“And you, Emily?”
None had had more experience in yielding gracefully to social tyrants than Mrs. Nunn. She thought Maria Hunsdon mad to take up with a drunken poet, and could only be thankful that her charge was a sensible, commonplace girl with no romantic notions in her head. “I never think in the tropics, my dear Maria, and now that you are here to think for me, and provide a little variety, so much the better. What is your programme?”
“To ask him first for tea in my sitting-room, then for dinner; then to organise picnics, and take him with us on excursions. I shall frequently pick him up when I drive—in short before a fortnight has passed he will be a respectable member of society, and accepted as a matter of course.”
“And what if he gets drunk?”
“That is what I purpose he shall not do. As soon as I know him well enough I shall talk to him like a mother.”
“Better let Miss Percy talk to him like a sister. Well, regulate the universe to suit yourself. I hope you will not forget to order Nevis to have no earthquakes this winter, particularly while we are cooking our gouty old limbs in the hot springs. By the way, whom have you decreed James shall marry?”
“I should not think of interfering in such a matter.” Lady Hunsdon spoke with her usual bland emphasis, but darted a keen glance at Anne. It was not disapproving, for Miss Percy’s descent was long, she liked the splendid vitality of the girl, and Hunsdon had riches of his own. But, far cleverer than Mrs. Nunn, she suspected depths which might have little in common with her son, and a will which might make a mother-in-law hate her. Lady Hunsdon loved peace, and wondered that anyone should question her rigid rules for enforcing it. But of Anne as a valuable coadjutor in the present instance there could be no doubt, and, to do her justice, she anticipated no danger in the meeting of a fine girl, full of eager interest in life, and the demoralised being her son so pathetically described. She was quite sincere in her desire to lift the gifted young man from his moral quagmire, but this new opportunity to exercise her power, almost moribund since her party was no longer in Opposition, was a stronger motive still.
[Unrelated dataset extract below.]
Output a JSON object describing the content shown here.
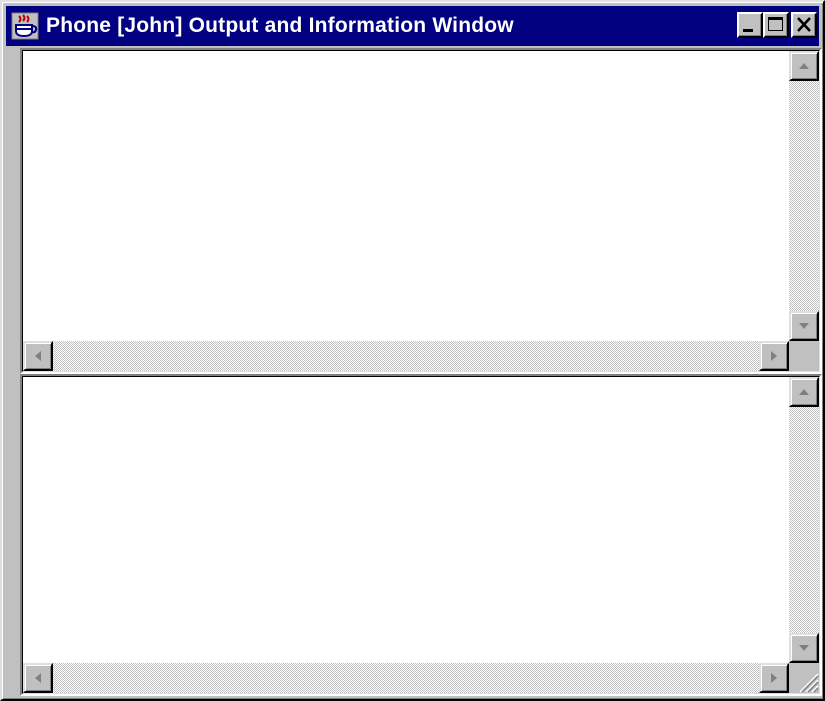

When Anne was alone in her room she sat down and stared through the half-closed jalousies until the luncheon bell rang at two o’clock, forgetting to change her frock. But she could make little of the ferment in her mind, except that her mental companion, that arbitrary creation she had called Byam Warner, was gone forever. Even did she return to her northern home and dwell alone, his image would never return. She could not even now recall the lineaments of that immortal lover. The life of the imagination was past. Realities multiplied; no doubt she was converging swiftly upon one so hideous as to make her wish she had never been born. Any day she might be formally introduced over a dish of tea to a degraded, broken creature whom all the world despised as a man, and who she would be forced to remind herself was the author of the poems of Byam Warner. Byron, at least, had never been a common drunkard. Picturesque in even his dissipations, he had been a superb romantic figure to the last. But this man! She could hear the struggle and rattle of romance as it died within her. Oh, that she had never seen Nevis, that her father had lived, that she could have gone on——! Then a peremptory thought asserted itself. The time was come for her to live. To dream for twenty-two years was enough. She must take up her part in life, grasp its realities, help others if she could. She could not love this poor outcast, but were she offered a share in his redemption she should embrace the circumstance as a sacred duty.
In time, perhaps, she might even marry. That dreadful old woman was right, no doubt, it was her manifest destiny. Certainly she should like to have children and a fine establishment of her own. Lord Hunsdon was unacceptable, but doubtless a prepossessing suitor would arrive before long, and when he did she would marry him gladly and live rationally and dream no more. And when she reached this decision she wept, and could not go down to luncheon; but she did not retire from the mental step she had taken.